Teachers often lament that none of the priorities in their school or district seem to fit together.
The professional development they receive isn’t relevant to the content that they have to teach. The assessments they give students periodically and at the end of the year don’t always line up to the curriculum that they use.
This incoherence isn’t just frustrating for teachers, say researchers at the RAND Corporation. It’s a problem for student achievement.
In a webinar today, RAND researchers discussed recent reports analyzing the extent to which all the different parts of instruction, from standards to curriculum to how teachers are evaluated, “convey a clear and consistent vision and direction for educators and students.”
Since the beginning of the standards-based reform movement in the 1990s, advocates and researchers have called for this kind of coherence—making the argument that all pieces of the instructional puzzle need to fit together in order to improve student outcomes. But it’s notoriously difficult for school districts to achieve this goal.
Architects of the standards movement have said in recent years that they should have paid more attention to the textbooks, instructional materials, and teaching methods that schools use. And they’ve argued that states should now start signaling which are high quality and encouraging districts to use them.
Here’s what RAND has learned from its surveys of teachers over the past few years on their perceptions of instructional coherence within their schools.
Teachers take cues from curriculum over PD
In general, teachers said that they receive most of their guidance about instruction from the curriculum they use and the opportunities that they have to collaborate with their colleagues. Professional development, teacher evaluations, and year-end assessments provided less actionable information and feedback, said Elaine Lin Wang, a policy researcher at the RAND Corporation.

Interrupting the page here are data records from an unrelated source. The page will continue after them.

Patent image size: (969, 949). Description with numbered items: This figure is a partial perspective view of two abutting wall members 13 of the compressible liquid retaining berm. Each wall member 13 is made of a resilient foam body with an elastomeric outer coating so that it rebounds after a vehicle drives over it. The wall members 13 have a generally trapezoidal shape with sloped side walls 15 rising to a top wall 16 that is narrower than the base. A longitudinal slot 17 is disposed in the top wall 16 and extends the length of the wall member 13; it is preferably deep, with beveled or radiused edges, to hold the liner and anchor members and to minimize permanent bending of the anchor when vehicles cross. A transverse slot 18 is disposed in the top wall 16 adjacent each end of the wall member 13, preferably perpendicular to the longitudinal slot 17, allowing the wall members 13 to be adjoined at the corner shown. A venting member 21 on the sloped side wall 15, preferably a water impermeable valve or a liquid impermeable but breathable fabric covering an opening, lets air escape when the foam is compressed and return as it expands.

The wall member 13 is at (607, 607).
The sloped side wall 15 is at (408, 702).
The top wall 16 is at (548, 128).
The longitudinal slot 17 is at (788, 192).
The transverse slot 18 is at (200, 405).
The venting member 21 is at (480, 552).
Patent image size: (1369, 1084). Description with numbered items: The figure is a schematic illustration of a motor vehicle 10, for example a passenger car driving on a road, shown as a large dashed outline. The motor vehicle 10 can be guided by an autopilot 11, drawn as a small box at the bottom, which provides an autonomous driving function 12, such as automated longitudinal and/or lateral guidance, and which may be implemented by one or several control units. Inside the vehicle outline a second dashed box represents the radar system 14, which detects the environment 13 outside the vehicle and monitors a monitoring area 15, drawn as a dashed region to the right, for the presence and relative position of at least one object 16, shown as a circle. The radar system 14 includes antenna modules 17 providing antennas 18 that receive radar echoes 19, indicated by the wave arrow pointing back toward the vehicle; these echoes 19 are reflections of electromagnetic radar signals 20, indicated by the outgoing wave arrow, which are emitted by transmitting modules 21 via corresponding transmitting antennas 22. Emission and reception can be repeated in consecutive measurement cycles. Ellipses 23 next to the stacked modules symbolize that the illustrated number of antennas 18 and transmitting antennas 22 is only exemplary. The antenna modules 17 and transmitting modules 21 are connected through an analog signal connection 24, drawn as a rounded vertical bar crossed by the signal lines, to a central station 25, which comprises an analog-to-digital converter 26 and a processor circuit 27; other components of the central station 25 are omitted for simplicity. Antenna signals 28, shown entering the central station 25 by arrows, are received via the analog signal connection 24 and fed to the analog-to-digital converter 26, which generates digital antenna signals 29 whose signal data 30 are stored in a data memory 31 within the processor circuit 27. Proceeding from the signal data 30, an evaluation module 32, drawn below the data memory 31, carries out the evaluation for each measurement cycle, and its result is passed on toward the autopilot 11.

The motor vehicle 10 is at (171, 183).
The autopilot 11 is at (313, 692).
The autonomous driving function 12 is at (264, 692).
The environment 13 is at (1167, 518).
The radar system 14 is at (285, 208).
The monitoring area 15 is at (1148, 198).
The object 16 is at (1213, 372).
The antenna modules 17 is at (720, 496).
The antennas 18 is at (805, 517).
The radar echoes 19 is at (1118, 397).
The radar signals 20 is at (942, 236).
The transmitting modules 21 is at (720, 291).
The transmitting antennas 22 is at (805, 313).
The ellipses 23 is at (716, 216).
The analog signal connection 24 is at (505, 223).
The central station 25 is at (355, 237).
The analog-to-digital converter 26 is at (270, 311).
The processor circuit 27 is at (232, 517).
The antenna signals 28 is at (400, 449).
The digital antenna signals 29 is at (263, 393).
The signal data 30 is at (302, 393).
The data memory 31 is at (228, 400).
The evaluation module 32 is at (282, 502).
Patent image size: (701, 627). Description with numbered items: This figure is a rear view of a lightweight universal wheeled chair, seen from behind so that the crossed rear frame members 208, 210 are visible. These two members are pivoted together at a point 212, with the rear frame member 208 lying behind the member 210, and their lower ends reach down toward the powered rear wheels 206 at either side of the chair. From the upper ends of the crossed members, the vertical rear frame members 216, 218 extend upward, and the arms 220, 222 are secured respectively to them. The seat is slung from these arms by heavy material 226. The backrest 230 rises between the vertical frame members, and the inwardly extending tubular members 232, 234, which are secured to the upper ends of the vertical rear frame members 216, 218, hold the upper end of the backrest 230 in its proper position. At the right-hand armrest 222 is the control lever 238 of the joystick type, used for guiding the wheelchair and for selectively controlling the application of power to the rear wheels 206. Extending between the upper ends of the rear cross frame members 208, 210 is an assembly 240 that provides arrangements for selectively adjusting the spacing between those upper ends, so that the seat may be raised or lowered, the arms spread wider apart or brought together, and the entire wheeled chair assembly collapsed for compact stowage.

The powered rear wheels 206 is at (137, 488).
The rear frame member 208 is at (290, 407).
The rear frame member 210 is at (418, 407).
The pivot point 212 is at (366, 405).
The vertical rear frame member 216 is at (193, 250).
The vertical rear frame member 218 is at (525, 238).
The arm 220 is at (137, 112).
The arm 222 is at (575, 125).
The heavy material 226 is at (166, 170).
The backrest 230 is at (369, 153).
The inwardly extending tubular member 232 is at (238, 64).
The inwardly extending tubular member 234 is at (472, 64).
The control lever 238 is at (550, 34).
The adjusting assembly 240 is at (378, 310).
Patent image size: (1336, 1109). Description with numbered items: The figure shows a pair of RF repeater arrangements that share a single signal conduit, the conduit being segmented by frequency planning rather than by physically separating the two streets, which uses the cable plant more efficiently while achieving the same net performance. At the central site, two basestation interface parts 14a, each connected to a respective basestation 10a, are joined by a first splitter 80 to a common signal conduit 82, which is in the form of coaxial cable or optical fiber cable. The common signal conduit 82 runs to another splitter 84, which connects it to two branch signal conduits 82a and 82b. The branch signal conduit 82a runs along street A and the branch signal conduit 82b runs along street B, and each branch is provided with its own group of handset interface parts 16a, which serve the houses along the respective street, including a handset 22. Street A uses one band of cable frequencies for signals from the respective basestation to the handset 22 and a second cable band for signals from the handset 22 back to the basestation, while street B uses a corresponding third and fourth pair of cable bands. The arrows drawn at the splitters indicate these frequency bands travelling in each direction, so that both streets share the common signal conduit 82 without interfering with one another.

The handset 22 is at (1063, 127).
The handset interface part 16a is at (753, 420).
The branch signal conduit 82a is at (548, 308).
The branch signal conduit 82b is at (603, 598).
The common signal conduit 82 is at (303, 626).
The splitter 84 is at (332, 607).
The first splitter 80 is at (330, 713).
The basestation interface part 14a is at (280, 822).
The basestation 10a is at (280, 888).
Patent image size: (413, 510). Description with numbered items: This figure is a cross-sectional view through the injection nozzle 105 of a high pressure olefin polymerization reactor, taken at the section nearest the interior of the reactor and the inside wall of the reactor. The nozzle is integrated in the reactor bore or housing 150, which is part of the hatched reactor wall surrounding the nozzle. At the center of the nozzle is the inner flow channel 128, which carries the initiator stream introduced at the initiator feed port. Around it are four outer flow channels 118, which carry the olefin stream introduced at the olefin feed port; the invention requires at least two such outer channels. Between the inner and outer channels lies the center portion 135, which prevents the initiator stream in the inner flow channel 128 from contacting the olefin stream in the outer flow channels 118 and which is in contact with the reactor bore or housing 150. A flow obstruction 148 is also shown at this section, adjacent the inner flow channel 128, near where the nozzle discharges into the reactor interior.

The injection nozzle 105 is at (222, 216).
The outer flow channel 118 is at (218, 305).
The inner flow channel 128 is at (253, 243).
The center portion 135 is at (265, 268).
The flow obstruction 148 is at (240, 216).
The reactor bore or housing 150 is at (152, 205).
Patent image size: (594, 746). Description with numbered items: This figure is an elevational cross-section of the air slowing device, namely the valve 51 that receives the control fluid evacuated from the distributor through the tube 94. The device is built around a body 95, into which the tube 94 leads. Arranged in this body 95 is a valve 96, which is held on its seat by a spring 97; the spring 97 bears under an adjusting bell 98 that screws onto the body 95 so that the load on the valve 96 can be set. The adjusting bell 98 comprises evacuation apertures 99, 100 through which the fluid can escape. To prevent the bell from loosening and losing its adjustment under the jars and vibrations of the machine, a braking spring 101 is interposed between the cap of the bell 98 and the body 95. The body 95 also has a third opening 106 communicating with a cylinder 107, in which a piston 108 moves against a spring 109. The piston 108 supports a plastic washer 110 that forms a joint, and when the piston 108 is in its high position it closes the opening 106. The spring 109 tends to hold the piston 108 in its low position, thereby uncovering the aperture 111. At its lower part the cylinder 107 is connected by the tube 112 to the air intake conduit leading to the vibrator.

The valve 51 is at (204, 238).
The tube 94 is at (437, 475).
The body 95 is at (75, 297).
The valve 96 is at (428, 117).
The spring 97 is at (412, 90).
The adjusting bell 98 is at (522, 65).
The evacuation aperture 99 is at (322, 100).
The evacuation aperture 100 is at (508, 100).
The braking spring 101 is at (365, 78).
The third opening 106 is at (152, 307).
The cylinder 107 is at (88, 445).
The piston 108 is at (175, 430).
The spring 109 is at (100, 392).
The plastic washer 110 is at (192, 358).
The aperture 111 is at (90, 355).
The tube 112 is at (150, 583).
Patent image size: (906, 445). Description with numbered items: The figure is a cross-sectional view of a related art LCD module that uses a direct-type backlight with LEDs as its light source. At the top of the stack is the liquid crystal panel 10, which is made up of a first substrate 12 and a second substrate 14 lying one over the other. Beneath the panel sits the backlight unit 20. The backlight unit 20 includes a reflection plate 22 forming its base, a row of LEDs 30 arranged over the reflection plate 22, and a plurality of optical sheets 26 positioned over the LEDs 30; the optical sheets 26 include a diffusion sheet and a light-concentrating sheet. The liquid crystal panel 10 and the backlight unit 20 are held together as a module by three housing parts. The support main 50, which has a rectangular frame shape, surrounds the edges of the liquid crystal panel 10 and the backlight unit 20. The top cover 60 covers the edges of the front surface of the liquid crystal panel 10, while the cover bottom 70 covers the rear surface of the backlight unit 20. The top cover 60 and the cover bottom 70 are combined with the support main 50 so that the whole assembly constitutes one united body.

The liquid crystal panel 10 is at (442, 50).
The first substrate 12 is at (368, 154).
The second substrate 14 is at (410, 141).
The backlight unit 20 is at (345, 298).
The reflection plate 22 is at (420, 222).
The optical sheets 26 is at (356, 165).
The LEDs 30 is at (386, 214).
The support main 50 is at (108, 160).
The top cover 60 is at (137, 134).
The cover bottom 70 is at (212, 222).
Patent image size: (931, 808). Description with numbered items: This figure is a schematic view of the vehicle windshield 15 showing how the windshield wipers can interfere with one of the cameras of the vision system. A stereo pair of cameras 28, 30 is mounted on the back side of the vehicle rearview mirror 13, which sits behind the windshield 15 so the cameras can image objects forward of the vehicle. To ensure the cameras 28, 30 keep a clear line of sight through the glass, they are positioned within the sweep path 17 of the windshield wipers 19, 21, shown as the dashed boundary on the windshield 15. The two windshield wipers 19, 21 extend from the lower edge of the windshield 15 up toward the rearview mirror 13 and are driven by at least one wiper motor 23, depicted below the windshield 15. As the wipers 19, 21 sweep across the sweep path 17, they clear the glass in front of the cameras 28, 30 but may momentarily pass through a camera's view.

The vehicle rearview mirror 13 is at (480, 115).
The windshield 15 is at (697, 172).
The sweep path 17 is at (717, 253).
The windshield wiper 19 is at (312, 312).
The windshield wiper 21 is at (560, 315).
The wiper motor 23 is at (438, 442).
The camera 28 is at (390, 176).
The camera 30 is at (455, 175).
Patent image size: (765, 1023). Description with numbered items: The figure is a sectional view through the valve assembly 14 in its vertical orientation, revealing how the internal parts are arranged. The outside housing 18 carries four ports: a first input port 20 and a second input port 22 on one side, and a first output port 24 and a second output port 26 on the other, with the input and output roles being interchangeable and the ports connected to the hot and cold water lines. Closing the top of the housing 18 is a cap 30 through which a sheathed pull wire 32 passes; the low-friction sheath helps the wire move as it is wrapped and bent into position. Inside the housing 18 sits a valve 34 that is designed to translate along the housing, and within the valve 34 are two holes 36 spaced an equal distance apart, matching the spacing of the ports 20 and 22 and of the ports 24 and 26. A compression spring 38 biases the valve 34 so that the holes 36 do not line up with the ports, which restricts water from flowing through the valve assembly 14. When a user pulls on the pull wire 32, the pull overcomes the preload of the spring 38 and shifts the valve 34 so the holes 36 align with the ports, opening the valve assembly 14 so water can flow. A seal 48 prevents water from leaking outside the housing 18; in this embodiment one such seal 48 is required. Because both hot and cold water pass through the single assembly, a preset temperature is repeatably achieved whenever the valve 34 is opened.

There are still huge holes, though. Most teachers said they weren’t getting guidance from any source in supporting traditionally underserved students, including students of color, English learners, and special education students.
In interviews the researchers conducted, one teacher said that English learners are “never the main focus.”
“It’s always an afterthought in every PD that I’ve ever gone to,” the teacher said.
Coherent systems feel more professionally fulfilling, respondents said
In the research interviews, teachers said that they valued knowing what goals they’re supposed to meet, and what roadmap they’re going to use to get there, said Wang.
“System coherence increases their confidence with their work, and it helps them to feel successful,” she said.
By contrast, incoherent systems made teachers feel overwhelmed and discouraged. It prompted some teachers to “check out” and ignore conflicting messages from different sources about what their instructional priorities should be, Wang said. (For more on these findings, see this report.)
States can support more unified systems
When the researchers broke down teacher responses, they found small variations by demographics, said Julia Kaufman, a senior policy researcher at RAND. For example, teachers in schools where more students were from low-income backgrounds were somewhat more likely to say that their instructional systems were less coherent.
But the larger variations occurred in connection with school priorities, Kaufman said. Teachers who said they had strong instructional leadership, and that school administrators had clear goals, were more likely to also report coherence.
Wang also referenced research that RAND conducted last year, on the effect that states can have on school and district instructional systems. That work focused on the High-Quality Instructional Materials and Professional Development (IMPD) Network, a group of states organized by the Council of Chief State School Officers.
Teachers in states that were part of this network were more likely than other teachers to report that their district had adopted high-quality resources.